Dell has worked with Appistry in the past to provide a bundled hardware/software solution. The product is a Dell Workstation or server that comes pre-loaded with GenomePilot, an Appistry solution that provides preconfigured genome analysis tools and pipelines. GenomePilot helps clinical laboratories identify variants from raw sequence from exome, whole genome, or gene panels, as well as data from tumor/normal and tumor-only cancer studies. Dell also signed an agreement with the Innovation Institute, a healthcare incubator, in 2015 to run pilot programs focused on things like extracting actionable information from healthcare data and better engaging with patients.

Dell is also partnering with Saffron, an Intel company, to incorporate cognitive compute capabilities developed by Saffron to help Clinical Archive users glean additional insights from their data. However, its efforts are still very much in the early stages, Carrick stressed. "We are in the crawl stage and we are moving to walk. We are not near running yet," he said.

However, "we believe firmly that this is where the market is going," he continued. "We think there is tremendous value in the images that institutions have already paid for and are sitting nascently in their or our data centers. This is an emerging area." Much of the interest in Zebra's products has come from risk-based health organizations while fee-based organizations are less interested, according to Carpenter.

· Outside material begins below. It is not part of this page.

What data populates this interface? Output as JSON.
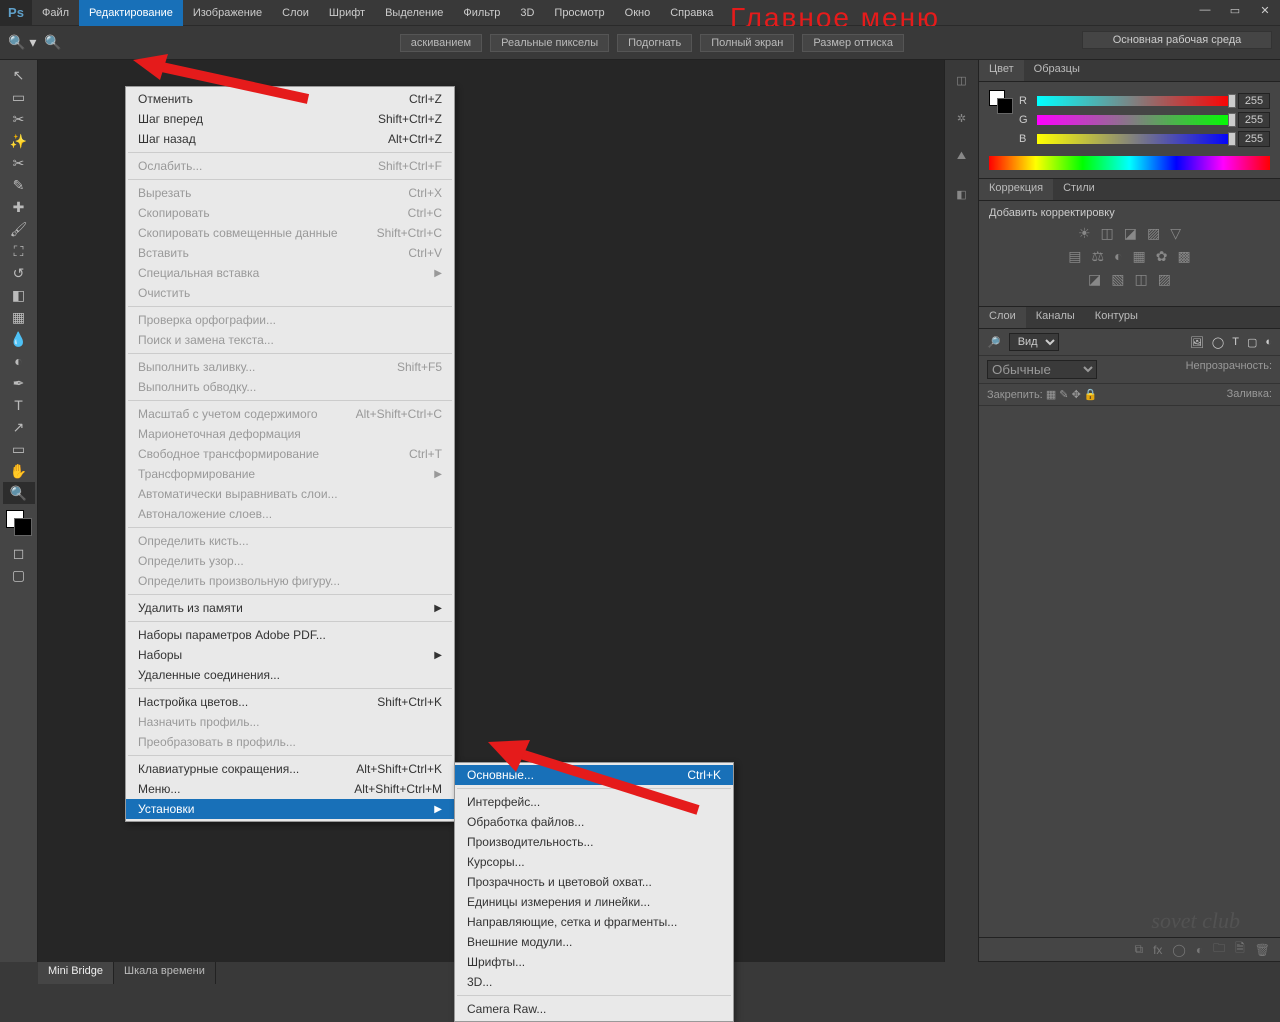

Interest in integrating genomic data with medical images, however, might take longer to catch on in the healthcare community. "I think we are a little bit ahead of the curve on the genomics side," Carpenter said. "There is interest [but] people are still trying to understand what to do with it."

Research organizations have the most interest. Organizations like TGen have embraced the marriage of imaging and genomic data. However, hospitals are still trying to figure out the return on investment for genomics. "There are a few hospitals that have as a standard of care adopted genomic analysis but there are so few right now. I think the provider space especially is going to have to move towards genomics being part of the standard of care before this really takes off," he said. "But given that we have ... specific use cases we want to get started now."

Dell's activities in the genomics space also include hardware designed with clinical use cases in mind. Last year, the company announced that it had upgraded its hardware platform for genome analysis. The so-called High Performance Computing System for Genomic Data Analysis can process around four times as many genomes per day as the first version of the system and cuts down on analysis times for samples at 10x coverage by 40 percent.